In a position statement, The Canadian Paediatric Society says, “Compared with peers living in adequate housing conditions, children and youth living in inadequate and crowded housing exhibit a number of negative outcomes, including aggressive behaviours, property offences, diminished school performance, asthma symptoms and diminished overall health status. Other studies link inadequate housing with poor air quality and lead exposure, an increased risk for asthma and exposure to health hazards and injury risks.”
The society says children and youth who feel they live in an unsafe neighbourhood experience higher rates of anxiety disorders and it can limit the amount of time they spend doing outdoor physical activity.
“Paediatricians and other physicians caring for children are uniquely qualified to advocate for enhanced action from all levels of government for housing-supported policies,” says the position paper. “However, they also need to collaborate within the health care system, work with other sectors caring for children and youth, and engage with organizations involved in building community and housing support.”
A new study being funded by Canada Mortgage and Housing Corp. is examining whether people who receive rent geared to income (RGI) housing for the first time “experience any impact on mental health, general health and other known determinants of health, such as social support, sense of community, health behaviours or on income and education,” says a research report by the study’s principal investigator, James Dunn of St. Michael’s Hospital in Toronto.
He says the study, which will run until March 2019, “is a strong study design that improves on many other studies of housing and health by ensuring that the direction of causality between housing and health is correct.
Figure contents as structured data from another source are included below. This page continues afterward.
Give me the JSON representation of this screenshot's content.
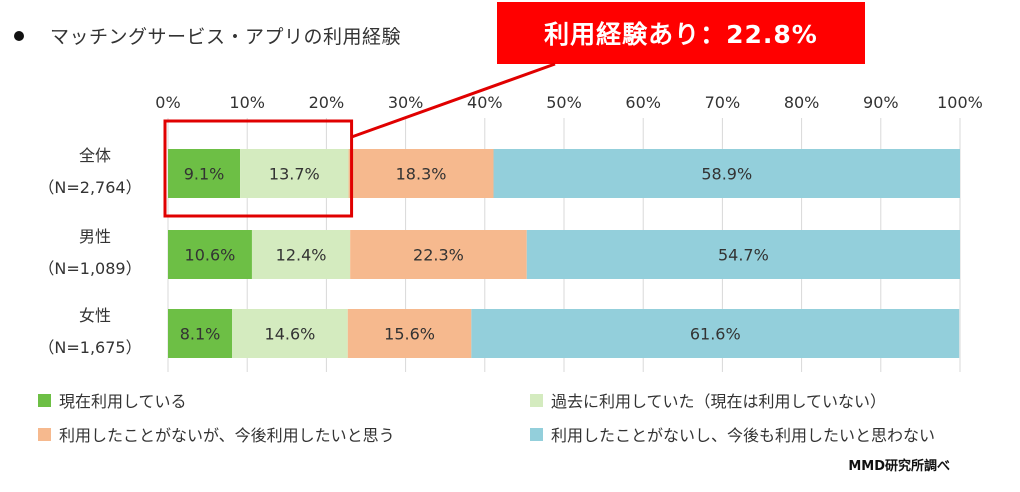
{
  "title": "マッチングサービス・アプリの利用経験",
  "callout": "利用経験あり：22.8%",
  "source": "MMD研究所調べ",
  "colors": {
    "current": "#6dbf45",
    "past": "#d4ebbf",
    "never_maybe": "#f6b98e",
    "never_no": "#93cfdb",
    "highlight": "#e00000"
  },
  "chart_data": {
    "type": "bar",
    "orientation": "horizontal",
    "stacked": true,
    "categories": [
      {
        "label": "全体",
        "sub": "（N=2,764）"
      },
      {
        "label": "男性",
        "sub": "（N=1,089）"
      },
      {
        "label": "女性",
        "sub": "（N=1,675）"
      }
    ],
    "xlim": [
      0,
      100
    ],
    "ticks": [
      "0%",
      "10%",
      "20%",
      "30%",
      "40%",
      "50%",
      "60%",
      "70%",
      "80%",
      "90%",
      "100%"
    ],
    "grid": true,
    "legend_position": "bottom",
    "series": [
      {
        "name": "現在利用している",
        "color": "#6dbf45",
        "values": [
          9.1,
          10.6,
          8.1
        ]
      },
      {
        "name": "過去に利用していた（現在は利用していない）",
        "color": "#d4ebbf",
        "values": [
          13.7,
          12.4,
          14.6
        ]
      },
      {
        "name": "利用したことがないが、今後利用したいと思う",
        "color": "#f6b98e",
        "values": [
          18.3,
          22.3,
          15.6
        ]
      },
      {
        "name": "利用したことがないし、今後も利用したいと思わない",
        "color": "#93cfdb",
        "values": [
          58.9,
          54.7,
          61.6
        ]
      }
    ],
    "value_labels": [
      [
        "9.1%",
        "13.7%",
        "18.3%",
        "58.9%"
      ],
      [
        "10.6%",
        "12.4%",
        "22.3%",
        "54.7%"
      ],
      [
        "8.1%",
        "14.6%",
        "15.6%",
        "61.6%"
      ]
    ]
  }
}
In other words, previous cross-sectional studies that showed relationships between housing and health are vulnerable to the possibility of reverse causation — that poor housing causes poor health, instead of the reverse.” But he says this study, the first of its kind in Canada, “will not be vulnerable to this weakness.”
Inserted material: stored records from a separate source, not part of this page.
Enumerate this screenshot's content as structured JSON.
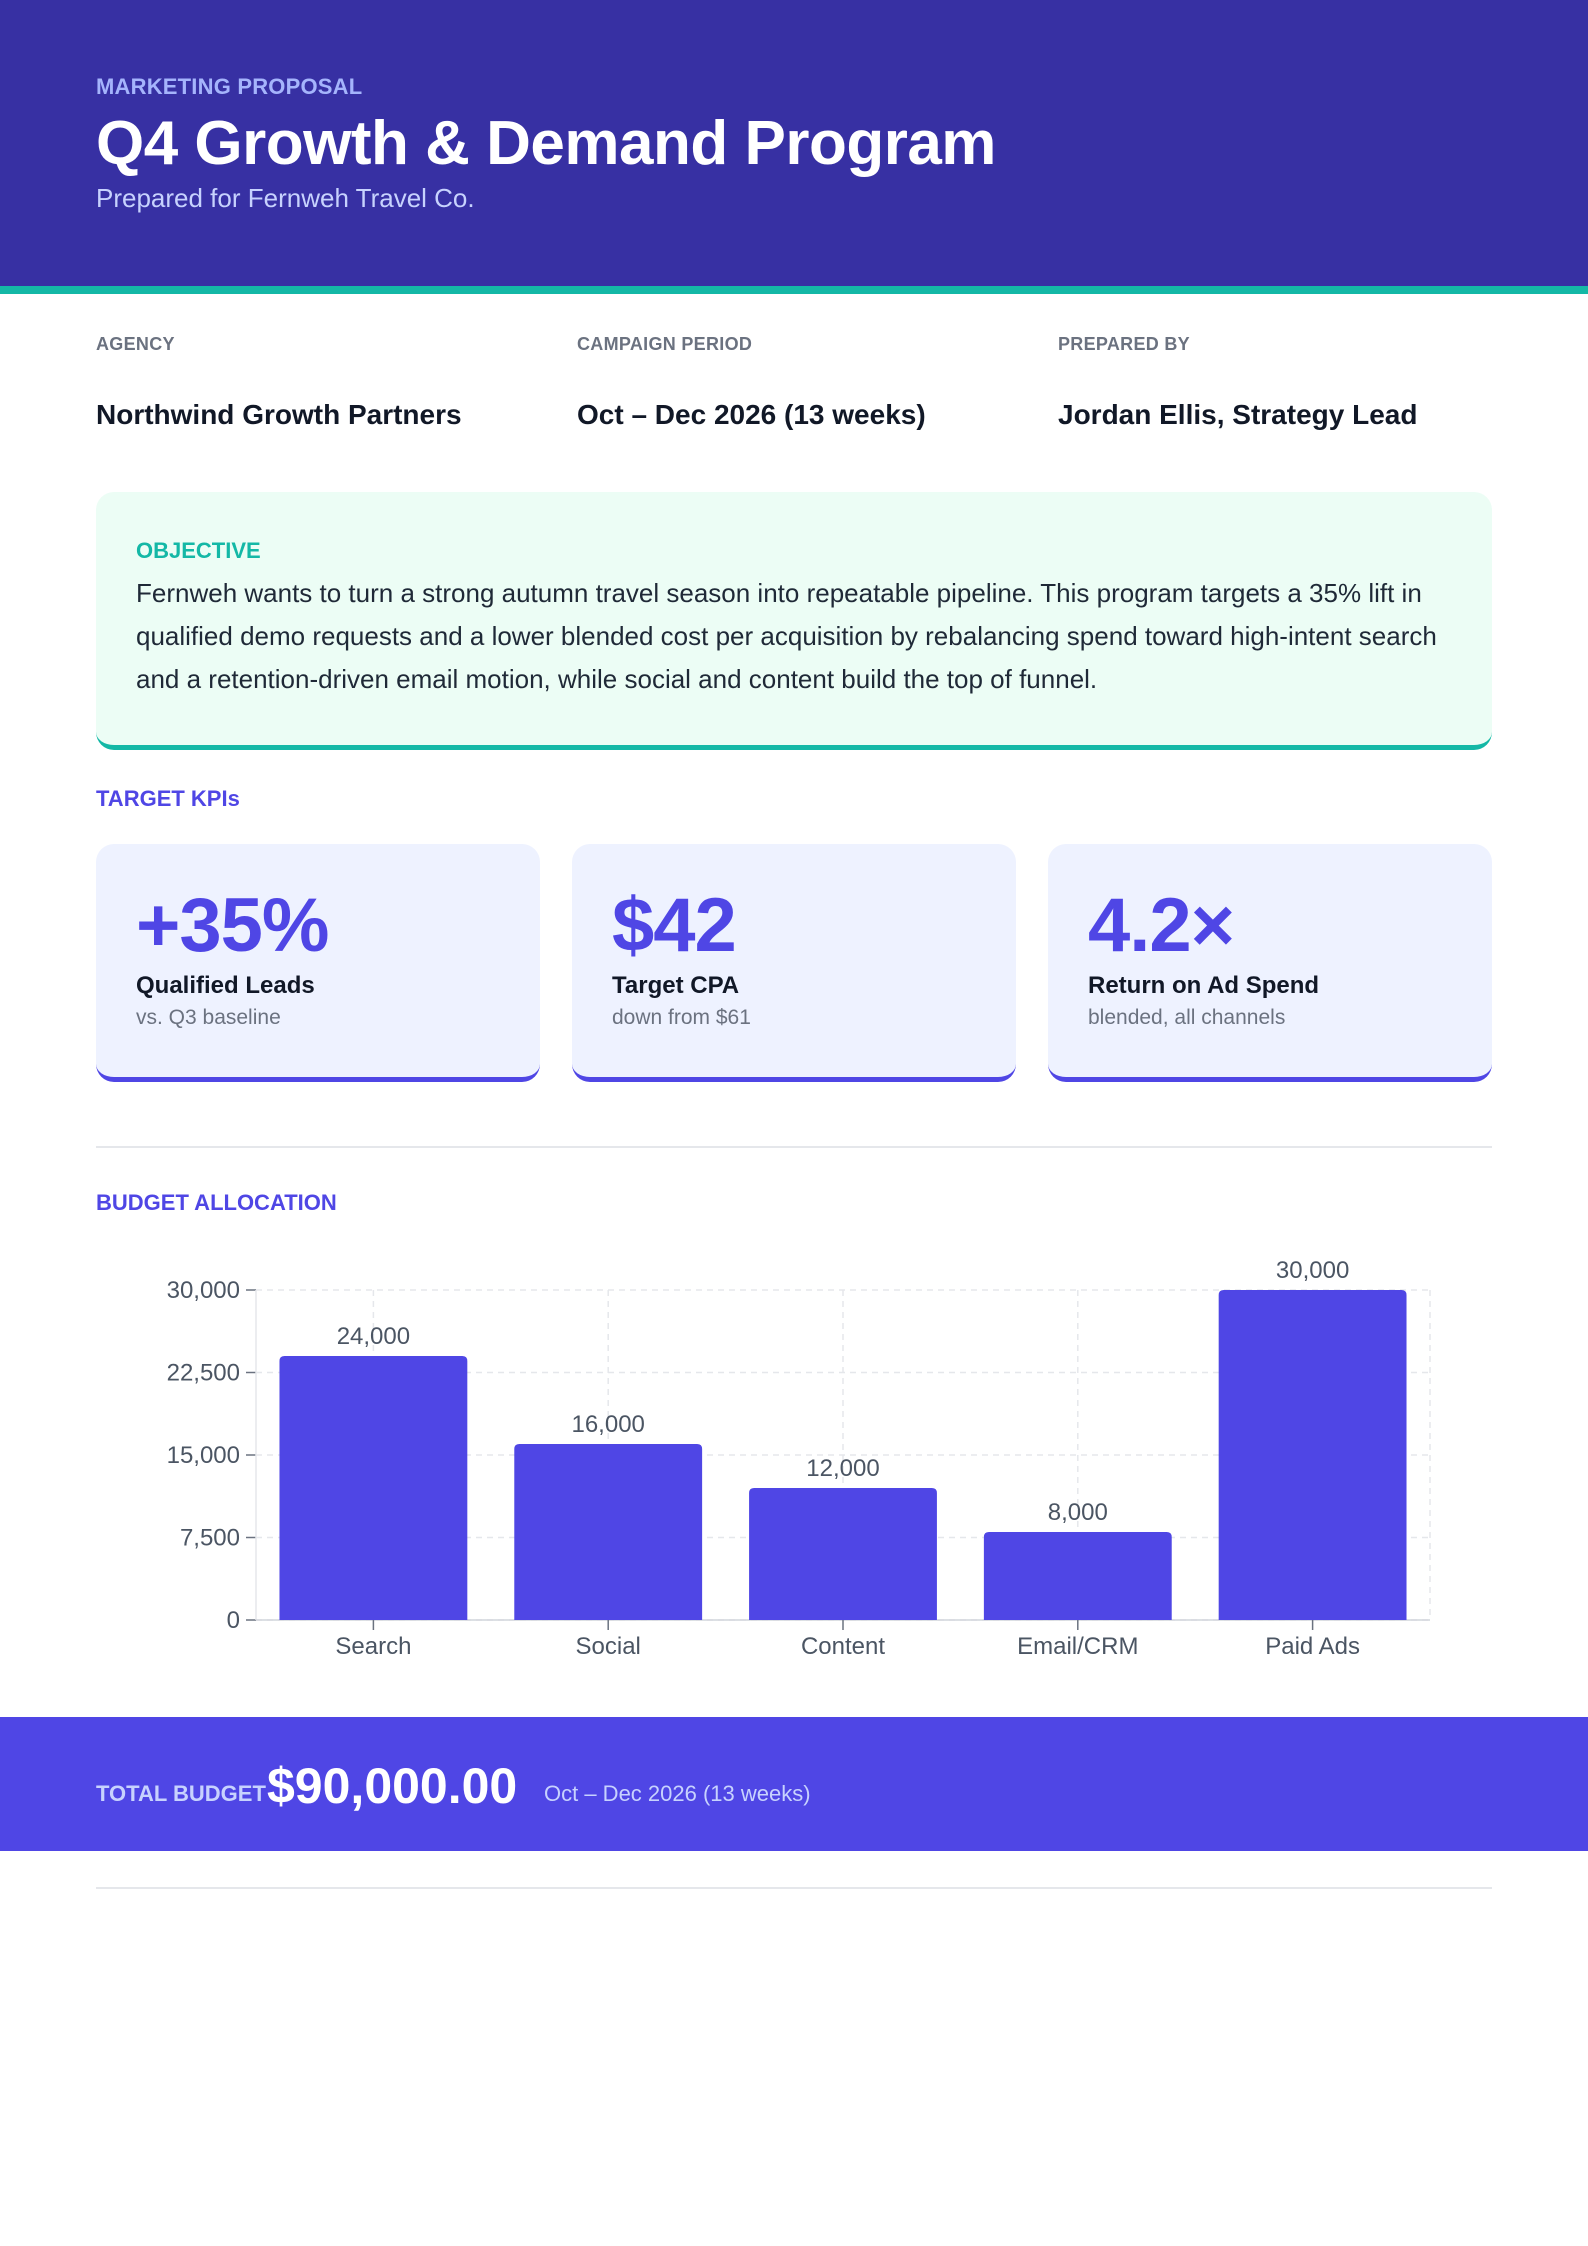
{
  "header": {
    "eyebrow": "MARKETING PROPOSAL",
    "title": "Q4 Growth & Demand Program",
    "subtitle": "Prepared for Fernweh Travel Co."
  },
  "meta": [
    {
      "label": "AGENCY",
      "value": "Northwind Growth Partners"
    },
    {
      "label": "CAMPAIGN PERIOD",
      "value": "Oct – Dec 2026 (13 weeks)"
    },
    {
      "label": "PREPARED BY",
      "value": "Jordan Ellis, Strategy Lead"
    }
  ],
  "objective": {
    "label": "OBJECTIVE",
    "text": "Fernweh wants to turn a strong autumn travel season into repeatable pipeline. This program targets a 35% lift in qualified demo requests and a lower blended cost per acquisition by rebalancing spend toward high-intent search and a retention-driven email motion, while social and content build the top of funnel."
  },
  "kpis": {
    "label": "TARGET KPIs",
    "items": [
      {
        "value": "+35%",
        "label": "Qualified Leads",
        "sub": "vs. Q3 baseline"
      },
      {
        "value": "$42",
        "label": "Target CPA",
        "sub": "down from $61"
      },
      {
        "value": "4.2×",
        "label": "Return on Ad Spend",
        "sub": "blended, all channels"
      }
    ]
  },
  "budget": {
    "label": "BUDGET ALLOCATION"
  },
  "chart_data": {
    "type": "bar",
    "categories": [
      "Search",
      "Social",
      "Content",
      "Email/CRM",
      "Paid Ads"
    ],
    "values": [
      24000,
      16000,
      12000,
      8000,
      30000
    ],
    "data_labels": [
      "24,000",
      "16,000",
      "12,000",
      "8,000",
      "30,000"
    ],
    "yticks": [
      0,
      7500,
      15000,
      22500,
      30000
    ],
    "ytick_labels": [
      "0",
      "7,500",
      "15,000",
      "22,500",
      "30,000"
    ],
    "ylim": [
      0,
      30000
    ],
    "title": "",
    "xlabel": "",
    "ylabel": "",
    "grid": true,
    "bar_color": "#4f46e5"
  },
  "total": {
    "label": "TOTAL BUDGET",
    "value": "$90,000.00",
    "period": "Oct – Dec 2026 (13 weeks)"
  },
  "colors": {
    "header": "#3730a3",
    "accent": "#4f46e5",
    "teal": "#14b8a6"
  }
}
Dunn says it is well-established that “low-income individuals often compromise or ‘discount’ their own health in order to pay for housing.” They may not buy a full course of prescription drugs that they should take, or they will buy less healthy foods and avoid medical treatment until their problems become worse.
More that half of those applying for RGI housing are moving from an apartment they can’t afford.
The study group is a “low-income, but fairly well-educated population who report a high level of satisfaction with their current housing and who also have somewhat poorer mental and general health than the general population, reflecting their low-income status,” says the researcher.
“Follow-up data collected from all participants at six, 12 and 18 months after they receive RGI housing will help to quantify impacts that affordable housing has on the health status of participants,” it says. “This comparison will help determine if the provision of affordable housing has an impact on general health, mental health and known determinants of health.”
It’s hoped the results from the study will “help inform the development of future housing policies and programs.”